Department of Radiation Oncology, Zhongshan Hospital Affiliated to Fudan University, Shanghai, 200032, People's Republic of China.
Cell Death Dis. 2022 Mar 14;13(3):237. doi: 10.1038/s41419-022-04692-1.
Solute carrier family 25 (SLC25) encodes transport proteins at the inner mitochondrial membrane and functions as carriers for metabolites. Although SLC25 genetic variants correlate with human metabolic diseases, their roles in colon cancer remain unknown. Cases of colon cancer were retrieved from The Cancer Genome Atlas, and the transcriptionally differentially expressed members (DEMs) of SLC25 were identified. DNA level alterations, clinicopathological characteristics, and clinical survival were also investigated. A risk score model based on the DEMs was constructed to further evaluate their prognostic values in a clinical setting. The results were preliminarily validated using bioinformatic analysis of datasets from the Gene Expression Omnibus, immunohistochemical evaluations in clinical specimens, and functional experiments in colon cancer-derived cell lines. Thirty-seven DEMs were identified among 53 members of SLC25. Eight of 37 DEMs were introduced into a risk score model using integrated LASSO regression and multivariate Cox regression. Validated by GSE395282 and GSE175356, DEMs with high-risk scores were associated with the phenotypes of increasing tumor immune infiltration and decreasing glycolysis and apoptosis contents. SLC25A5 was downregulated in cancer, and its upregulation was related to better overall survival in patients from public datasets and in clinical cases. High SLC25A5 expression was an independent prognostic factor for 79 patients after surgical treatment. A negative correlation between CD8 and SLC25A5 was determined in specimens from 106 patients with advanced colon cancer. SLC25A5 attenuated cell proliferation, upregulated the expression of programmed cell death-related signatures, and exerted its biological function by inhibiting the MAPK signaling pathway. Our study reveals that mitochondrial SLC25 has prognostic value in patients with colon cancer. The bioinformatic analyses by following verification in situ and in vitro provide direction for further functional and mechanistic studies on the identified member of SLC25.

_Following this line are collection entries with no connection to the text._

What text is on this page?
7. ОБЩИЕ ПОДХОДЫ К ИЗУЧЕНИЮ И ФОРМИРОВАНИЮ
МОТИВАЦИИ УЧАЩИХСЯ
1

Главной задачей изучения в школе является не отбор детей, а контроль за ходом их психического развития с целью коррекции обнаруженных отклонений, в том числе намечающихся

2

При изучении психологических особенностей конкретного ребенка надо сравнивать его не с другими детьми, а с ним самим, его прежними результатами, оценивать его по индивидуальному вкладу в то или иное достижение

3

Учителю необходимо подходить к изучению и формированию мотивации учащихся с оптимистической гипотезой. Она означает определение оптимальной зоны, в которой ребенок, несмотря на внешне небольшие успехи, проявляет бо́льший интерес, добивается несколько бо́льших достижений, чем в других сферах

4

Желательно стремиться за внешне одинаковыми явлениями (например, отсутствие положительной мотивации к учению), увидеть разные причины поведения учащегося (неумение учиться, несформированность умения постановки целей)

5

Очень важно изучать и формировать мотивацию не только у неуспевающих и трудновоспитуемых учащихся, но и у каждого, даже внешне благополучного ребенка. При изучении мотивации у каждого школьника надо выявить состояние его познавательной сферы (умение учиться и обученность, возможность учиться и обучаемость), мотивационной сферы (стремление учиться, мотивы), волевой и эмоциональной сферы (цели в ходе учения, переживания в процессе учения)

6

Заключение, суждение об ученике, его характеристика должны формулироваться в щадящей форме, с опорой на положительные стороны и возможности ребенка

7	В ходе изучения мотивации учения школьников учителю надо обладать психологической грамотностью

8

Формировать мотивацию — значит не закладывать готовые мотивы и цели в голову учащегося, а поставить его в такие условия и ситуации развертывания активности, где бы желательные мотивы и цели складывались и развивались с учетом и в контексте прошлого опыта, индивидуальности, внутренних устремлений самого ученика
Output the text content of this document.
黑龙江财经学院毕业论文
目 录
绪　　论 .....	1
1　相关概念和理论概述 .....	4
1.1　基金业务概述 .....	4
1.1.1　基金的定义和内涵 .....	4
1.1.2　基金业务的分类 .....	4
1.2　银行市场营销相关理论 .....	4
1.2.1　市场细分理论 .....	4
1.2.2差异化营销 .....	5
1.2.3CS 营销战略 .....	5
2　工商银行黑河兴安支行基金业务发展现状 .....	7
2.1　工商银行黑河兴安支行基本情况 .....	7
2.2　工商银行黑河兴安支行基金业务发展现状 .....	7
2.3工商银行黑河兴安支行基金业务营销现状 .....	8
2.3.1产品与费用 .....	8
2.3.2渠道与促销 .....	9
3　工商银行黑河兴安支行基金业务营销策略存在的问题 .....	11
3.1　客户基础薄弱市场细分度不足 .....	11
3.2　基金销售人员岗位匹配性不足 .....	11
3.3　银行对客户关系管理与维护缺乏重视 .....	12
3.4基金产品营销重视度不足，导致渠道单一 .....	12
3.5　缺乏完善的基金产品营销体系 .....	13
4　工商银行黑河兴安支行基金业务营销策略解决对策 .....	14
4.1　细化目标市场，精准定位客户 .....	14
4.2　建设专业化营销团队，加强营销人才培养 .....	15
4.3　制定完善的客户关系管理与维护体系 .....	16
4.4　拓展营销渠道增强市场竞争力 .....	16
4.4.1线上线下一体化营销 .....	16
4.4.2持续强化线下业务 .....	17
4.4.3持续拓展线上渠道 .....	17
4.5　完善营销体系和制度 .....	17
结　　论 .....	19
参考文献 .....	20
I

溶质载体家族 25(SLC25)在人线粒体膜上编码转运蛋白,作为代谢物的载体发挥作用。虽然 SLC25 遗传变异与人类代谢疾病相关,但它们在结肠癌中的作用尚不清楚。从癌症基因组图谱中检索结肠癌病例,并鉴定 SLC25 的转录差异表达成员(DEMs)。还研究了 DNA 水平的改变、临床病理特征和临床生存情况。基于 DEMs 构建了风险评分模型,以进一步评估其在临床环境中的预后价值。使用来自基因表达综合数据库的数据集的生物信息学分析、临床标本的免疫组织化学评估以及结肠癌衍生细胞系的功能实验对结果进行了初步验证。在 SLC25 的 53 个成员中鉴定出 37 个 DEMs。使用集成 LASSO 回归和多变量 Cox 回归将 37 个 DEMs 中的 8 个引入风险评分模型。通过 GSE395282 和 GSE175356 验证,具有高风险评分的 DEMs 与肿瘤免疫浸润增加和糖酵解和凋亡含量减少的表型相关。SLC25A5 在癌症中下调,其上调与公共数据集和临床病例中患者的总体生存率提高相关。在接受手术治疗的 79 名患者中,高 SLC25A5 表达是独立的预后因素。在 106 名晚期结肠癌患者的标本中,确定了 CD8 和 SLC25A5 之间的负相关。SLC25A5 抑制 MAPK 信号通路,抑制细胞增殖,上调程序性细胞死亡相关标志物的表达,发挥其生物学功能。我们的研究表明,线粒体 SLC25 在结肠癌患者中有预后价值。通过随后的原位和体外验证的生物信息学分析为进一步研究 SLC25 鉴定成员的功能和机制提供了方向。